На следующий день начинается борьба против Ленина. Ленин в полном почти одиночестве первые дни. Рядом с ним только Сталин, Молотов, кучка «молодых». Против него все почти «старые большевики».
Английский посол записывает: «Среди вновь прибывших анархистов, приехавших в запломбированном вагоне из Германии, был Ленин. Он появился публично первый раз на собрании социал-демократической партии и был плохо принят». «В первые дни по его приезде, — вспоминает Суханов, — его полная изоляция среди всех сознательных партийных товарищей не подлежит ни малейшему сомнению».
Не только Каменев, не только Зиновьев, но и Рыков, и Томский, и даже Дзержинский были против Ленина. Недалекий Калинин плачется:
— Я принадлежу к старым большевикам-ленинистам. И я удивляюсь заявлению Ленина, что старые большевики стали помехой для настоящего момента…
…Но Ленин, опираясь на молодых, шел своим путем. Этап за этапом, упорно, медленно, но он продвигался к успеху. Сначала создание большинства в рядах собственной партии, победа над Каменевым и Зиновьевым. Затем создание большинства в Советах. Завоевание масс. Выявление и закалка в их среде инициативного ядра. И потом, наконец, решительным ударом — захват власти.
Начинается новая полоса русской истории. Расплывчатое безвременье кончается. Твердым шагом ступают на подмостки истории настоящие солдаты революции.

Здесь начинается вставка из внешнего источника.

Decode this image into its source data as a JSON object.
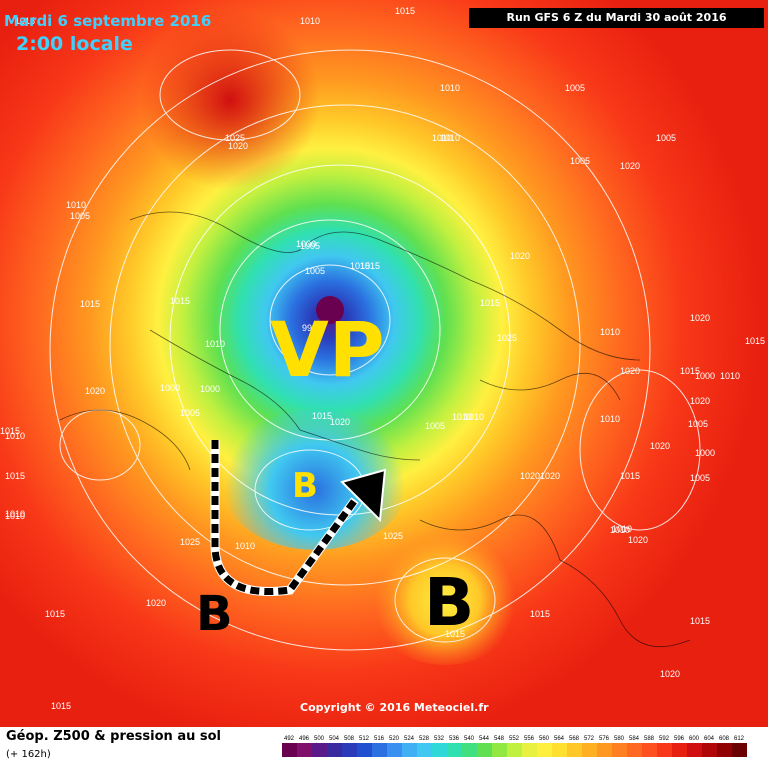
{
  "header": {
    "date": "Mardi 6 septembre 2016",
    "time": "2:00 locale",
    "run": "Run GFS 6 Z du Mardi 30 août 2016"
  },
  "copyright": "Copyright © 2016 Meteociel.fr",
  "footer": {
    "title": "Géop. Z500 & pression au sol",
    "subtitle": "(+ 162h)"
  },
  "scale_labels": [
    "492",
    "496",
    "500",
    "504",
    "508",
    "512",
    "516",
    "520",
    "524",
    "528",
    "532",
    "536",
    "540",
    "544",
    "548",
    "552",
    "556",
    "560",
    "564",
    "568",
    "572",
    "576",
    "580",
    "584",
    "588",
    "592",
    "596",
    "600",
    "604",
    "608",
    "612"
  ],
  "scale_colors": [
    "#6a0050",
    "#80106a",
    "#5a1a8a",
    "#3a2aa0",
    "#2a3ab8",
    "#2050d0",
    "#2a70e0",
    "#3a90f0",
    "#40b0f5",
    "#40c8f0",
    "#30d8d8",
    "#30e0b0",
    "#40e080",
    "#60e050",
    "#90e840",
    "#c0f040",
    "#e8f040",
    "#fff040",
    "#ffe030",
    "#ffc828",
    "#ffb020",
    "#ff9820",
    "#ff8020",
    "#ff6820",
    "#ff5020",
    "#f83818",
    "#e82010",
    "#d01010",
    "#b00808",
    "#900000",
    "#6a0000"
  ],
  "annotations": {
    "vp": "VP",
    "b_center": "B",
    "b_left": "B",
    "b_bottom": "B"
  },
  "pressure_labels": [
    {
      "t": "1010"
    },
    {
      "t": "1015"
    },
    {
      "t": "1015"
    },
    {
      "t": "1010"
    },
    {
      "t": "1005"
    },
    {
      "t": "1005"
    },
    {
      "t": "1010"
    },
    {
      "t": "1020"
    },
    {
      "t": "1025"
    },
    {
      "t": "1010"
    },
    {
      "t": "1005"
    },
    {
      "t": "1005"
    },
    {
      "t": "1015"
    },
    {
      "t": "1015"
    },
    {
      "t": "1010"
    },
    {
      "t": "1000"
    },
    {
      "t": "1000"
    },
    {
      "t": "1005"
    },
    {
      "t": "1005"
    },
    {
      "t": "1000"
    },
    {
      "t": "1015"
    },
    {
      "t": "1020"
    },
    {
      "t": "1015"
    },
    {
      "t": "1025"
    },
    {
      "t": "1005"
    },
    {
      "t": "1010"
    },
    {
      "t": "1020"
    },
    {
      "t": "1015"
    },
    {
      "t": "1020"
    },
    {
      "t": "1010"
    },
    {
      "t": "1020"
    },
    {
      "t": "1000"
    },
    {
      "t": "1005"
    },
    {
      "t": "1015"
    },
    {
      "t": "1010"
    },
    {
      "t": "1020"
    },
    {
      "t": "1020"
    },
    {
      "t": "1025"
    },
    {
      "t": "1010"
    },
    {
      "t": "1020"
    },
    {
      "t": "1010"
    },
    {
      "t": "1015"
    },
    {
      "t": "1015"
    },
    {
      "t": "1010"
    },
    {
      "t": "1025"
    },
    {
      "t": "1010"
    },
    {
      "t": "1020"
    },
    {
      "t": "1015"
    },
    {
      "t": "1020"
    },
    {
      "t": "1015"
    },
    {
      "t": "1015"
    },
    {
      "t": "1015"
    },
    {
      "t": "1015"
    },
    {
      "t": "1020"
    },
    {
      "t": "1010"
    },
    {
      "t": "1005"
    },
    {
      "t": "1015"
    },
    {
      "t": "995"
    },
    {
      "t": "1010"
    },
    {
      "t": "1015"
    },
    {
      "t": "1020"
    },
    {
      "t": "1020"
    },
    {
      "t": "1010"
    },
    {
      "t": "1005"
    },
    {
      "t": "1000"
    },
    {
      "t": "1010"
    },
    {
      "t": "1010"
    },
    {
      "t": "1020"
    },
    {
      "t": "1015"
    }
  ]
}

Молча, со сжатыми зубами, пока что в стороне, в подполье, начинают выстраиваться для последней борьбы и суровые солдаты контрреволюции.
С приездом Ленина политика Сталина становится все ясней, роль его все больше.
Когда после июльского выступления и разгрома Ленину приходится скрываться, к Сталину и Свердлову переходит руководство партией. Они ведут ее в точном согласии с линией Ленина, всячески борясь со всеми разлагающими и ослабляющими ее влияниями.
…В июльские дни, между прочим, в личную жизнь Сталина входит новый момент. Он знакомится со своей будущей женой.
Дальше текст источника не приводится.